What we’ve come to see are the ongoing volcanic features of the park which reside mainly in two areas. Bumpass Hell, a Yellowstone-like area of fumaroles, mud pots, and steam vents, and the Sulphur Works, a much smaller version of Bumpass Hell. Talking to the ranger at the visitor’s center puts the kabosh on that plan...the trail into Bumpass Hell (3 miles round trip) is not wheelchair accessible.
Disappointed at this, we nevertheless are determined to push on. The ranger gladly marks up a map of the park where all the accessible features are. It’s not a whole lot, but on the bright side, it can all easily be done in a day.
The first stop on our accessible tour is the Devastated Area. Here is where lava, ash, and rocks rained down from the mountain and landslides scoured the earth bare of any trees. 80 years have shown that the forest can make a remarkable comeback but the area can still be seen in contrast to the undamaged areas adjacent to it.
An accessible, paved hiking trail about ½ mile long winding through various types of lava rocks and scenes of volcanic destruction. You also have a marvelous view of the old crater itself from here.
On up to the next stop is a parking area at the highest point of the road. Along the way we are treated to colorful fields of wildflowers being watered from the icy cold melt water of the glaciers above. At this altitude, August is springtime.
We continue up to the summit parking area. From here the 10,457 foot peak is ribbed with year round glaciers and tantalizingly close. Alas, the ranger told us this trail is not accessible...although at least the first half mile in view of the parking lot doesn’t look like it would pose a major problem for chairs. We’ll leave it up to someone who is more adventurous to determine just how accessible it is.
Just down the road we come upon the Sulphur Works, a small geologic showplace. A large steam vent directly adjacent to the road is easy for wheelchairs to get a good look at. A bumpy boardwalk allows wheelers to go about 100 yards to see more steam vents, mudpots and a boiling creek. The view is great and ominous signs warn visitors to stay on the path or risk falling through the thin crust to a hot death!
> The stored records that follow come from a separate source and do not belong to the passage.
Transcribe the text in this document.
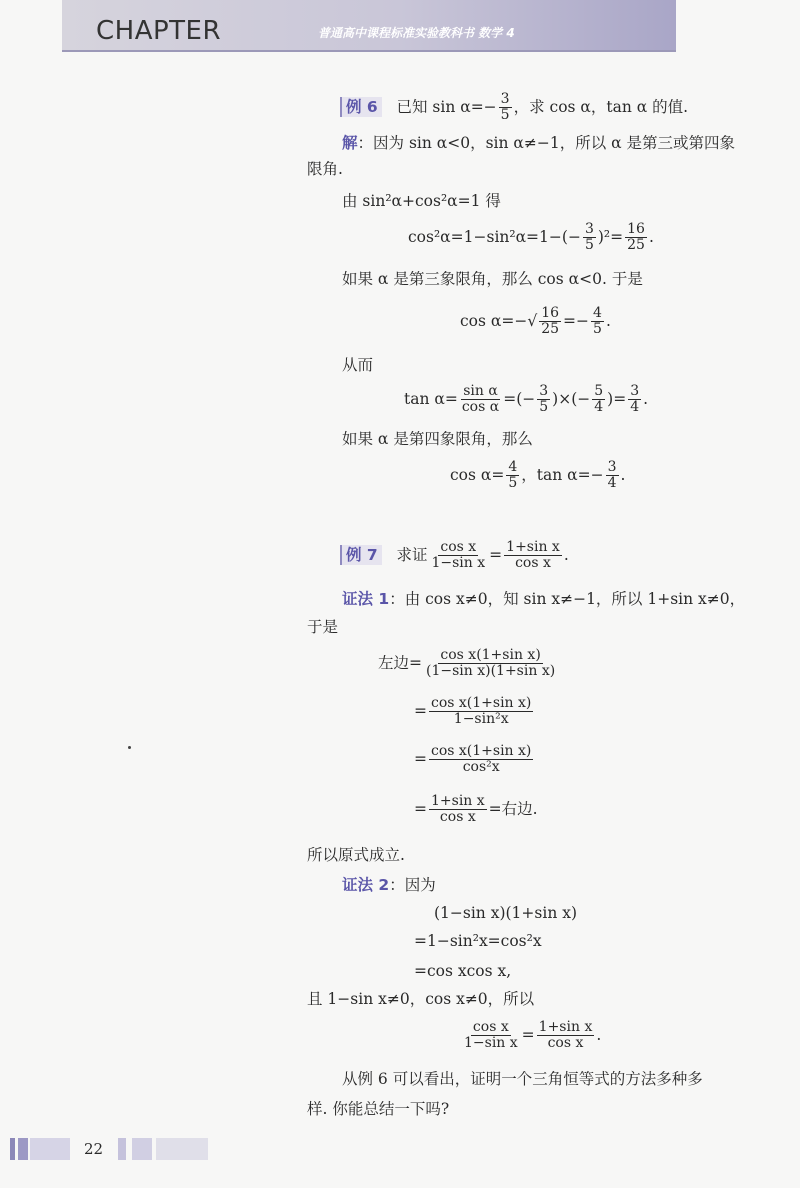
CHAPTER	普通高中课程标准实验教科书 数学 4
例 6   已知 $\sin \alpha=- \frac{3}{5}$ ，求 cos α，tan α 的值.
解：因为 sin α<0，sin α≠−1，所以 α 是第三或第四象
限角.
由 sin²α+cos²α=1 得
$\cos^2\alpha=1-\sin^2\alpha=1-(- \frac{3}{5} )^2= \frac{16}{25}$ .
如果 α 是第三象限角，那么 cos α<0. 于是
$\cos \alpha=-√ \frac{16}{25} =- \frac{4}{5}$ .
从而
$\tan \alpha= \frac{\text{sin α}}{\text{cos α}}$ =(− $\frac{3}{5}$ )×(− $\frac{5}{4}$ )= $\frac{3}{4}$ .
如果 α 是第四象限角，那么
$\cos \alpha= \frac{4}{5}$ ，$\tan \alpha=- \frac{3}{4}$ .
例 7   求证 $\frac{\text{cos x}}{\text{1−sin x}} = \frac{\text{1+sin x}}{\text{cos x}}$ .
证法 1：由 cos x≠0，知 sin x≠−1，所以 1+sin x≠0，
于是
左边= $\frac{\text{cos x(1+sin x)}}{\text{(1−sin x)(1+sin x)}}$
= $\frac{\text{cos x(1+sin x)}}{\text{1−sin²x}}$
= $\frac{\text{cos x(1+sin x)}}{\text{cos²x}}$
= $\frac{\text{1+sin x}}{\text{cos x}}$ =右边.
所以原式成立.
证法 2：因为
(1−sin x)(1+sin x)
=1−sin²x=cos²x
=cos xcos x,
且 1−sin x≠0，cos x≠0，所以
$\frac{\text{cos x}}{\text{1−sin x}} = \frac{\text{1+sin x}}{\text{cos x}}$ .
从例 6 可以看出，证明一个三角恒等式的方法多种多
样. 你能总结一下吗?
22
The boardwalk continues about another 200 yards but stairs block access to the rest of it. Most of the volcanic activity is concentrated in that first 100 yards, so you’re not missing much on the rest of the trail.
Not far beyond here the road leads out the south side of the park. All wheelchair accessible activities can be accomplished in half a day. In all, the park is very minimal in its accessibility and the largest, most scenic and spectacular parts of the park are off limits to wheelchairs at this time. On the plus side, you and your party don’t have to pay the entry fee by using the Golden Access pass.
Back in Redding, we visit Caldwell Park to the south where we find a amazingly accessible trail that winds for miles through cottonwoods, beaver ponds, and alongside the Sacramento River. This is a beautiful wheelchair hiking trail. (Park next to the picnic pavilion and look for the trail head to the east.
We had a lovely dinner on a deck overlooking the mighty Sacramento River at Amigos Mexican Restaurant which has great access to the best views of the river. Back at the Amerihost, we find an old cemetery out back behind the hotel where we have a game of who can find the oldest headstone. Tim wins with 1853.